Crouching Tiger, Hidden Dragon: Sword of Destiny (2016): Memangnya Bible Perlu Dibuat Sekuel?

By Paskalis Damar @sinekdoks

Review Crouching Tiger, Hidden Dragon: Sword of Destiny: Sejatinya, Ang Lee membuat Crouching Tiger, Hidden Dragon selayaknya menulis sajak Tiongkok kuno tentang cinta, kehormatan dan 'jalan pedang.' Selain alurnya yang menghipnotis, diksi-diksi yang indah tertuang dalam visual panache-nya, rima-rima yang melagu merdu tertuang dalam koreografinya, filosofi membijaksan dalam setiap dialognya, sementara imajeri-imajeri pun berjejalan memberi konteks dan simbolisme.

Perlu waktu 16 tahun dan Netflix untuk akhirnya melanjutkan kisah yang telah lama ditinggalkan ini. Wo-Ping Yuen, sutradara sekaligus aktor wuxia gaek dari Tiongkok, didapuk untuk menyutradari sekuel berbahasa Inggris ini. Ya, berbahasa inggris.

Kebarat-baratan adalah kata sifat yang tepat untuk menggambarkan Sword of Destiny. Script-nya penuh treatment Hollywood: mengabaikan berbagai subtext alias kearifan lokal-nya bahkan me-render dialognya yang nyaris tak bersubstansi. Belum lagi, esensi pepatah Crouching Tiger, Hidden Dragon tak lagi tampak; seolah film ini justru adalah antitesis pepatah itu sendiri.

Ceritanya tidak secara langsung melanjutkan Crouching Tiger, Hidden Dragon meskipun berpusat pada pedang legendaris milik Li Mu Bai, yang pernah diperankan Chow Yun-fat.
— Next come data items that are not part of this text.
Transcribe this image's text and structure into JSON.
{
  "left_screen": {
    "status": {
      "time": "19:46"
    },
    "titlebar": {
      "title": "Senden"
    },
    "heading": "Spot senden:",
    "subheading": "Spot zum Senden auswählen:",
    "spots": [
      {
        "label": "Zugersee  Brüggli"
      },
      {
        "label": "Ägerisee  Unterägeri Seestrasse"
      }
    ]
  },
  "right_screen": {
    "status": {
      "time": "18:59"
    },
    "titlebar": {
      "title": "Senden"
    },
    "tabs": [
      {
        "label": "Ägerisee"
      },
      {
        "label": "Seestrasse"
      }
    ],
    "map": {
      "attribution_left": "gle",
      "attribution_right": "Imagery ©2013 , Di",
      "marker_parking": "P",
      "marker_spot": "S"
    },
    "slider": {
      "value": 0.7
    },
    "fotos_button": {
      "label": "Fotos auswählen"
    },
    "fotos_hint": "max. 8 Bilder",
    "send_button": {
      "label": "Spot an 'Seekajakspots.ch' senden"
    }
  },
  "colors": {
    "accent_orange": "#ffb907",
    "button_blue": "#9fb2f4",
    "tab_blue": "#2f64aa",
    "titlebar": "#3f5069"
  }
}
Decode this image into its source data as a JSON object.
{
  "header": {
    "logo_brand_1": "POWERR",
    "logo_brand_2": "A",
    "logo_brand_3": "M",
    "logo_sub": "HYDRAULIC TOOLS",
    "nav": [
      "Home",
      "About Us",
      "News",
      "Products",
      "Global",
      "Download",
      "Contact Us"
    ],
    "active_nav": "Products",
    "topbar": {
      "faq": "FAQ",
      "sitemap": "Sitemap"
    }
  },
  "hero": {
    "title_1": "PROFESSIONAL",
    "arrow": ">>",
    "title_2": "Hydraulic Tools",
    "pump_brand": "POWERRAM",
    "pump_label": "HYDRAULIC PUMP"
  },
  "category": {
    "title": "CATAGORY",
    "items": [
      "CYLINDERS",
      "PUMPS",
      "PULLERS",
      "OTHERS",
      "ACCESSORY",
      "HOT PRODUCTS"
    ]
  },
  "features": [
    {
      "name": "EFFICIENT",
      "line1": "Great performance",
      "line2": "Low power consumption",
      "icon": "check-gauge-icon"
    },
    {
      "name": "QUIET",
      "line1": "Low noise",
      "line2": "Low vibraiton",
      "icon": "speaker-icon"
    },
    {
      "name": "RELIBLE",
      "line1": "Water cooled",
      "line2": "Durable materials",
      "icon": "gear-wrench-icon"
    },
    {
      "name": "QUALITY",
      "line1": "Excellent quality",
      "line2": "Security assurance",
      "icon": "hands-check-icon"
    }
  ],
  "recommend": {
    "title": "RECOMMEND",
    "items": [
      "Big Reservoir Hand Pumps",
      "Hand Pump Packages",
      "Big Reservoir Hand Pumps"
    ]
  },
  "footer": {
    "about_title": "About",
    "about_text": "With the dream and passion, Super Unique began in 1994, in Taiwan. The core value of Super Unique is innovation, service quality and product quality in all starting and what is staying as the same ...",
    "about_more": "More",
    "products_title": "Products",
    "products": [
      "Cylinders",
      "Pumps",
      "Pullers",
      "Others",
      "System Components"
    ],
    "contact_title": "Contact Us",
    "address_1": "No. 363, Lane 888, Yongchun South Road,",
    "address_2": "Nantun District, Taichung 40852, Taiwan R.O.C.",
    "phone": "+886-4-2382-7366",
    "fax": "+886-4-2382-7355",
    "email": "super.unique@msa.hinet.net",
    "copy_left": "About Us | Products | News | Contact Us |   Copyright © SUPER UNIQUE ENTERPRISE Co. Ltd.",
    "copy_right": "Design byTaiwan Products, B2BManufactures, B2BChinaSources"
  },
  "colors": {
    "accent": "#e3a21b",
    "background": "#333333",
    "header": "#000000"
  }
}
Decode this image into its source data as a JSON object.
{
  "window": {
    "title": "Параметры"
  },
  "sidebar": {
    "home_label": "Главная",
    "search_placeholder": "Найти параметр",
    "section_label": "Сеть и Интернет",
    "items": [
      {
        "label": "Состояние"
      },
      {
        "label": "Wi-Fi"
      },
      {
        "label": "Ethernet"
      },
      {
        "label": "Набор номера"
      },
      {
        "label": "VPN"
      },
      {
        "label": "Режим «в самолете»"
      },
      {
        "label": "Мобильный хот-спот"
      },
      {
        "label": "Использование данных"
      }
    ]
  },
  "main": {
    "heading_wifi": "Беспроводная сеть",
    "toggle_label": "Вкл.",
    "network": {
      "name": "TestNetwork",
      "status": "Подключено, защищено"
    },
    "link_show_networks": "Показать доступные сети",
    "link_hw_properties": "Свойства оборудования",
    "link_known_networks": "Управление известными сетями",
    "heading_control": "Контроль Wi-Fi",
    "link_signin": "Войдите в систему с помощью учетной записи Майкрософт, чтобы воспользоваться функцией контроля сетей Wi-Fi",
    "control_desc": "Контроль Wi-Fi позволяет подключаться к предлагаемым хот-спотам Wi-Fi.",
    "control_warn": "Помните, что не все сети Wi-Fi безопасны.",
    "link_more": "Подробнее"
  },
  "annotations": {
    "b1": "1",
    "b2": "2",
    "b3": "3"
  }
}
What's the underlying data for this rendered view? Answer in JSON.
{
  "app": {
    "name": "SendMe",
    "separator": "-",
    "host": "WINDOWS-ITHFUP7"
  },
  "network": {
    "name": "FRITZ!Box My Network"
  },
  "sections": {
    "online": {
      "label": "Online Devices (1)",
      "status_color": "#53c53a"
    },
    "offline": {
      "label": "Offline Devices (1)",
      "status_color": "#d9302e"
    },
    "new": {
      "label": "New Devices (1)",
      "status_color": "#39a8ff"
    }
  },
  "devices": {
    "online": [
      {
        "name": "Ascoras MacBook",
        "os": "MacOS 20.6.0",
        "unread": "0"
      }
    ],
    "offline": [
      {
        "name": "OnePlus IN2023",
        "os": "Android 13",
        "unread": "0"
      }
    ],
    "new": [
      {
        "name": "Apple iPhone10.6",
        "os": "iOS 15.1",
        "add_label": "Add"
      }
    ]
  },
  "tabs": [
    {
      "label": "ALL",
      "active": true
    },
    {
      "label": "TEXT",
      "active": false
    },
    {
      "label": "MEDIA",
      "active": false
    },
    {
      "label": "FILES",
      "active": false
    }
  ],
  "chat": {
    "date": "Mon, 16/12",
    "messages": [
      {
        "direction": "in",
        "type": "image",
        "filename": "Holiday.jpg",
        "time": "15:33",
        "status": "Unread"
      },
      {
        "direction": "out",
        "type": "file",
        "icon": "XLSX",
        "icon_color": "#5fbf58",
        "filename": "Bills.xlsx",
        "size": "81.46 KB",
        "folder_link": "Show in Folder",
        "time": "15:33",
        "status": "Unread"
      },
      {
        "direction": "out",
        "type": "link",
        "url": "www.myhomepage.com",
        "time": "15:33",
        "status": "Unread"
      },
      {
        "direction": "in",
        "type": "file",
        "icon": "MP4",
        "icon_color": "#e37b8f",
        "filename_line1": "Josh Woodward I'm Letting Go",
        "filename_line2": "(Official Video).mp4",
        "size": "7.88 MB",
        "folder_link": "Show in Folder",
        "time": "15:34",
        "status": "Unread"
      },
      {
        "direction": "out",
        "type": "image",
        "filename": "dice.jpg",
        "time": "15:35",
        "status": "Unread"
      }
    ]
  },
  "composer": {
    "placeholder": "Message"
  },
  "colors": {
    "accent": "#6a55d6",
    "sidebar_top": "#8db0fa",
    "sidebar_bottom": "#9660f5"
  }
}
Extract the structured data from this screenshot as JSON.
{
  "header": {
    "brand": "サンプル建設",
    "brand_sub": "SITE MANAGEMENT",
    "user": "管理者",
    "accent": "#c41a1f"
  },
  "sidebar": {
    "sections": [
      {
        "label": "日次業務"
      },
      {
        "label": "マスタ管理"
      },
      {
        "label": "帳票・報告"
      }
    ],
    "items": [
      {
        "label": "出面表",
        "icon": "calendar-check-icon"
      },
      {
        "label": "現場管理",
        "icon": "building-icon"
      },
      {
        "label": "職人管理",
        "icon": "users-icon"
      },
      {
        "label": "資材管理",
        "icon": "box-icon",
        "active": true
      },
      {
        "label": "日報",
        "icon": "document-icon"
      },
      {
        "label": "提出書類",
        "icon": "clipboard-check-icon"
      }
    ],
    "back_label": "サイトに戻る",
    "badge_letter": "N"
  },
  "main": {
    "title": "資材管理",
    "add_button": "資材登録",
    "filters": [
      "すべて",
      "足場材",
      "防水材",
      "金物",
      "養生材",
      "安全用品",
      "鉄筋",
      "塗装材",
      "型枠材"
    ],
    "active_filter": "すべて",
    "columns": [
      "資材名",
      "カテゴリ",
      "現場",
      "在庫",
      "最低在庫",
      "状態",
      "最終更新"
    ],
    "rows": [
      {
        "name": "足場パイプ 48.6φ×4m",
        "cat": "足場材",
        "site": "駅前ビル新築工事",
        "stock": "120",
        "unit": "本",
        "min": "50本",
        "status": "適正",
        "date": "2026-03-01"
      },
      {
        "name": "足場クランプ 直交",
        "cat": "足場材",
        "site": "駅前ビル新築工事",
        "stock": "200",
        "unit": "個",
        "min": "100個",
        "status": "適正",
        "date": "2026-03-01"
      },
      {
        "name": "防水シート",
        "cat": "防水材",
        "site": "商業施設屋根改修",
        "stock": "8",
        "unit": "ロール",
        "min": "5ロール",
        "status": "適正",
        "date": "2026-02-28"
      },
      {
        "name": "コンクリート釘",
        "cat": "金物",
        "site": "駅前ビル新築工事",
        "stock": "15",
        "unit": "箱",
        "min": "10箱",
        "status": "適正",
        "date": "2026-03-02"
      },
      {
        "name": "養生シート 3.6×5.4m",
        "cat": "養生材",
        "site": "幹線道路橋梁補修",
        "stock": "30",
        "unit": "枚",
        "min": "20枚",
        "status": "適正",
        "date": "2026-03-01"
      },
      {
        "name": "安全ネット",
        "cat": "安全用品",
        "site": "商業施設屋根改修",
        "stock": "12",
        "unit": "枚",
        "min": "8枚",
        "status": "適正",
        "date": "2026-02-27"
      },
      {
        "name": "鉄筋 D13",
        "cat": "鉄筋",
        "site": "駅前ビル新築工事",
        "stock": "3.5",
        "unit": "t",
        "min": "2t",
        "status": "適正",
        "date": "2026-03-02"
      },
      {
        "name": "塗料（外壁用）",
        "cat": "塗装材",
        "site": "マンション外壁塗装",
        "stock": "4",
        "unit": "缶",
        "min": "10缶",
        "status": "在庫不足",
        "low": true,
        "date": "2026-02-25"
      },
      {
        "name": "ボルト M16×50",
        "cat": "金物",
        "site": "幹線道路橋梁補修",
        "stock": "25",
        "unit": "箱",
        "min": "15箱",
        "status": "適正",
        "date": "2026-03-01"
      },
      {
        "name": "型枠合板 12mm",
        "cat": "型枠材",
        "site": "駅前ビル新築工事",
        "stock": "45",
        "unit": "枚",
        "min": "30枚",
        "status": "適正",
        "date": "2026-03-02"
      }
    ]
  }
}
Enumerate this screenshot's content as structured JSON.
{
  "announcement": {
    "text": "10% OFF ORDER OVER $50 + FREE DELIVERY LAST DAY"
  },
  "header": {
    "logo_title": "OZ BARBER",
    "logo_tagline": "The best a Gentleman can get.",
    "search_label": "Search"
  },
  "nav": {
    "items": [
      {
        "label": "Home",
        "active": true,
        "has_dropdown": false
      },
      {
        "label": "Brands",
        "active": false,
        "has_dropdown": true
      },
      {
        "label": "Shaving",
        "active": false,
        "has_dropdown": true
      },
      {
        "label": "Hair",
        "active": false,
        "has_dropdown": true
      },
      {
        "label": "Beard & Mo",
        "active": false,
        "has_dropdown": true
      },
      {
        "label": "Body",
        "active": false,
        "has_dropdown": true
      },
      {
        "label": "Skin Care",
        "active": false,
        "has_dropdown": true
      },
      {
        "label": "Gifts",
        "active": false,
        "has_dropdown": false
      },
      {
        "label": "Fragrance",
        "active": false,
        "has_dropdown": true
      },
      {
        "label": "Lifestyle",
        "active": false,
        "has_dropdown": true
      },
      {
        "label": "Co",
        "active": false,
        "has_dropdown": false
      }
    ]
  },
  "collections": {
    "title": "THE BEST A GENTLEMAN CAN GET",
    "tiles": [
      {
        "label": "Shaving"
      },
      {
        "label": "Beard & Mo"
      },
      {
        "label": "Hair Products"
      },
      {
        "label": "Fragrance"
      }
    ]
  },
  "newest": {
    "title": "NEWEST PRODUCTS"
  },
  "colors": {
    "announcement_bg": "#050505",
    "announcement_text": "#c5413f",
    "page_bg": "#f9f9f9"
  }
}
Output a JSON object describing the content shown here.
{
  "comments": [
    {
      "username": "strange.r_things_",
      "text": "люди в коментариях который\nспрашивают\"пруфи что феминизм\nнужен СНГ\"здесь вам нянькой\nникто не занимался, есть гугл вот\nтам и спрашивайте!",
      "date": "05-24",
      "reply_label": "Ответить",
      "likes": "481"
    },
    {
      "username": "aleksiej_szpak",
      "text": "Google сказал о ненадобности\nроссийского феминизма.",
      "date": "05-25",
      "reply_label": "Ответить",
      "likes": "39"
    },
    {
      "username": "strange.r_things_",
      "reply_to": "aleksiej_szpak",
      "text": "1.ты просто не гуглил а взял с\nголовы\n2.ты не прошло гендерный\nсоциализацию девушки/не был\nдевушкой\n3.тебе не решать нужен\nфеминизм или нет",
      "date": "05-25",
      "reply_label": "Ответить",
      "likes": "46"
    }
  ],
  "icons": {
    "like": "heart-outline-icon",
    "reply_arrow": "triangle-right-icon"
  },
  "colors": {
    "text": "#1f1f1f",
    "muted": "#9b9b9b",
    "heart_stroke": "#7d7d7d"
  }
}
Bersetting 18 tahun pasca film pertamanya, Sword of Destiny mengikuti perjalanan Shu Lien (Michelle Yeoh) yang berniat mengamankan pedang kekasihnya itu. Banyak tangan menginginkan pedang tersebut; pada saat yang bersamaan, Shu Lien mendapat pertolongan dari seorang pria berbesar hati dari masa lalunya.

Secara garis besar, frame cerita Sword of Destiny adalah cerminan Crouching Tiger, Hidden Dragon. Ada kisah tentang kasih tak sampai dan hubungan guru-murid yang kental; namun, skrip gubahan John Fusco (The Forbidden Legend) sama sekali tak memberi nyawa pada ceritanya. Jangankan nyawa, filosofi Tiongkok yang kental pada film pertamanya sama sekali tak hadir.

Bayangkan seorang penulis asing mencoba menggubah sebuah sajak kuno Tiongkok - yang terkenal karena ke-Tiongkok-annya - dengan gaya penulis asing itu sendiri yang seolah mencoba meng-universal-kannya. Inti dari Crouching Tiger, Hidden Dragon hilang; yang tersisa hanyalah sebuah film kolossal biasa dengan setting Tiongkok kuno dan karakter yang 'meminjam' dari film pertamanya.

Wo-Ping Yuen memang sudah terbiasa dengan film wuxia; dia mampu memberikan touch of zen kepada film ini dengan koreografi pertarungan serta set decoration-nya yang totalitas. Tapi, ia sama sekali tak mampu menyelamatkan Sword of Destiny dari kekosongan substansinya.

Sekali lagi, bayangkan. Seorang penulis mencoba menggubah sajak kuno Tiongkok berdasarkan sajak lama yang legendaris; ia punya diksi yang indah, ia masukkan rima-rima yang merdu, ia coba tampilkan imajeri yang terdengar filosofis; tapi ia tak mampu menulis hanyu, ia bahkan tak paham sejarah Tiongkok. Lalu untuk apa sajak baru ini ditulis?